06-07-2023 06:48 AM
Hi,
How do I export from 1st, 2nd, 3rd, 4th, 5th, up to 11th harmonics without exporting the other harmonics in between?
Thanks in advance.
Solved! Go to Solution.
06-07-2023 07:36 AM
You do some filtering on the FFT data and write only those filtered data to the file.
06-07-2023 08:01 AM
You show a picture of a plot that has peaks. It is not clear what the real "data" are -- it might be a plot of an FFT of some waveform, but we'd need to see the LabVIEW code (a file with the extension .vi showing LabVIEW code, editable and runnable, not pictures of Block Diagrams, please) to understand what you want to do.

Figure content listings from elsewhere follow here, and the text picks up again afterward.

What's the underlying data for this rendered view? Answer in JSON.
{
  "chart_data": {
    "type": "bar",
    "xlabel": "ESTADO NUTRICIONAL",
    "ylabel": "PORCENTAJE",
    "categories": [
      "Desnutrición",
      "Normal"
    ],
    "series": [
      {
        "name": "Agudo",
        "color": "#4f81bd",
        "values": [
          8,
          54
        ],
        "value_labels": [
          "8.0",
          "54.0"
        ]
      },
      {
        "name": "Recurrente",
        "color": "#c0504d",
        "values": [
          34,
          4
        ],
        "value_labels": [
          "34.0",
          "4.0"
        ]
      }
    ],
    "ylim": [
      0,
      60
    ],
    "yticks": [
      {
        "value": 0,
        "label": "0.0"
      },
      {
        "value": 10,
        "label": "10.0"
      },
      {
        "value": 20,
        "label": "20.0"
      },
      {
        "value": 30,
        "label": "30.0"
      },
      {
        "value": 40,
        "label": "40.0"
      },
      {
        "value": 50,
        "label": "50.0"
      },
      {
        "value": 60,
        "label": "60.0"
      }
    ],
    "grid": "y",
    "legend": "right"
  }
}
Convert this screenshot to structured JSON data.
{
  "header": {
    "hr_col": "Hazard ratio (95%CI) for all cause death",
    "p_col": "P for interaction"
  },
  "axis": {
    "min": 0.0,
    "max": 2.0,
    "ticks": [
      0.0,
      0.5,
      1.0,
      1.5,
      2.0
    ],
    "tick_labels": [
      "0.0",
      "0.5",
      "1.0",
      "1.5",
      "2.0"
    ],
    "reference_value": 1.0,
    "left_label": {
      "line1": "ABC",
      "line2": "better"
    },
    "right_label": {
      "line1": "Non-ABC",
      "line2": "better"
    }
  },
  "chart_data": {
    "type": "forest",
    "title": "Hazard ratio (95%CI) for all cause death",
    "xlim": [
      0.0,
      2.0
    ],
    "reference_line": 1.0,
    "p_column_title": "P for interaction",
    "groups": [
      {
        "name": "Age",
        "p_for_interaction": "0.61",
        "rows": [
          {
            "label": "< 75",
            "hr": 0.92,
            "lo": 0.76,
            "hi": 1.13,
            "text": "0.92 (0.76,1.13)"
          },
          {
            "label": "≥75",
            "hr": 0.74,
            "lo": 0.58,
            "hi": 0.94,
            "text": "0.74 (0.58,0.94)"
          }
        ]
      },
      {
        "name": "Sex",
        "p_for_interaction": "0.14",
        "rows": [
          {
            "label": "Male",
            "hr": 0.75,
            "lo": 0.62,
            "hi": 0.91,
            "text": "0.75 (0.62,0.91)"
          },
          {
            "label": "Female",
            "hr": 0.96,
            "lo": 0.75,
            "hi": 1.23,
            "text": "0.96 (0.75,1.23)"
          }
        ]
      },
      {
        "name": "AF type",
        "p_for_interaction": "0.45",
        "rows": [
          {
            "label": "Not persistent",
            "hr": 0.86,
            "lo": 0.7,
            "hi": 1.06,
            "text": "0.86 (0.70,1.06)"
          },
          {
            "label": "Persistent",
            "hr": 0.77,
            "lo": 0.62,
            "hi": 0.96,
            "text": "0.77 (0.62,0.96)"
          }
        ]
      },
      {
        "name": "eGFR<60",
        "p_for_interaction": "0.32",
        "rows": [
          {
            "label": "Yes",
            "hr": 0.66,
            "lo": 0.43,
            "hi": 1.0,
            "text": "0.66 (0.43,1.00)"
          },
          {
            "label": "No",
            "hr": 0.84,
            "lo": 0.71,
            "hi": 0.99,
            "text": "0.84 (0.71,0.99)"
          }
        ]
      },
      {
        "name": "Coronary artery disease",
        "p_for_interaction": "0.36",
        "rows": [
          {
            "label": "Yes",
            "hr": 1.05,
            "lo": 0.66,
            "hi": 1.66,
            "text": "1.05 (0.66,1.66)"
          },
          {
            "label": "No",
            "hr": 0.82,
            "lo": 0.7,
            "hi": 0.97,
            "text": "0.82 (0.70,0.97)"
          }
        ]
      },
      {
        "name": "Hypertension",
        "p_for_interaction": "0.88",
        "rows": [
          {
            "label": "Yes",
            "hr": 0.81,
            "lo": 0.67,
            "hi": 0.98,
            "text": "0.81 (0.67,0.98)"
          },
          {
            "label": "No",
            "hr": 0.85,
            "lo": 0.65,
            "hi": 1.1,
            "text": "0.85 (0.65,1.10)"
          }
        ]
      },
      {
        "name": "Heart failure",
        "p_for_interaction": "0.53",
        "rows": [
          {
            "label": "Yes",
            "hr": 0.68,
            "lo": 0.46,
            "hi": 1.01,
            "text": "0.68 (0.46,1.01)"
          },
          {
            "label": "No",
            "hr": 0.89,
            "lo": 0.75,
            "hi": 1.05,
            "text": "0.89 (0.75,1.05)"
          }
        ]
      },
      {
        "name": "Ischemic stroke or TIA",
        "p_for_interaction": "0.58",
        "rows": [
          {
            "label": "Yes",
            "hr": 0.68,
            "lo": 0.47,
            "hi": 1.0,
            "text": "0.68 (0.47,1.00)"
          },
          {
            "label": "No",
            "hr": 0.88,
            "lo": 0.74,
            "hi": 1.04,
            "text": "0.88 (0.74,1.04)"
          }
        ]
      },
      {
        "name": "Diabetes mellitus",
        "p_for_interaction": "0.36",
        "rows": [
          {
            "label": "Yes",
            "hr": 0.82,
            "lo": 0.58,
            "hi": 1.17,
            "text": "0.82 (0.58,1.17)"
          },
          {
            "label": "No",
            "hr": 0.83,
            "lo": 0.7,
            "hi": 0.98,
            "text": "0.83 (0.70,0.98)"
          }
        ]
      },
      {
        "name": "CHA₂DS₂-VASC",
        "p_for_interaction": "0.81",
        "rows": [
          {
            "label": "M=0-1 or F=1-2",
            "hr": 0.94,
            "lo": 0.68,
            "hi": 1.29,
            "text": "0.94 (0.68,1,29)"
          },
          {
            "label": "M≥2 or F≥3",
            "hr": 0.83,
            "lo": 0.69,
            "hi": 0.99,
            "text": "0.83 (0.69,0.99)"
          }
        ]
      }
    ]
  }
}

You should also clarify what you mean by "Export ... graph to Excel". Your plot appears to cover the frequency spectrum from the first to 11th harmonics, though plotting with linear axes makes it difficult to see things clearly. Have you explored changing the X and/or the Y Axes to logarithmic?
Please attach your code. Since you are a New Member, you are probably using LabVIEW 2023 Q1, which many "long-time LabVIEW users" (myself, included) have not installed. Before attaching your code, "Save for Previous Version" and choose LabVIEW 2021 or LabVIEW 2019.
Bob Schor
06-07-2023 09:19 AM - edited 06-07-2023 09:22 AM
If you know the base frequency (probably around 50Hz here), you know the exact location of all harmonics and it seem trivial to index them out and e.g. place them in a table with two columns (frequency & magnitude) that you can write to a tab delimited file that excel can read. You can even create a real excel file with slightly more effort.
Once you attach your VI containing some typical data, we can show you how. It gets a bit more tricky in the presence of spectral leakage and such.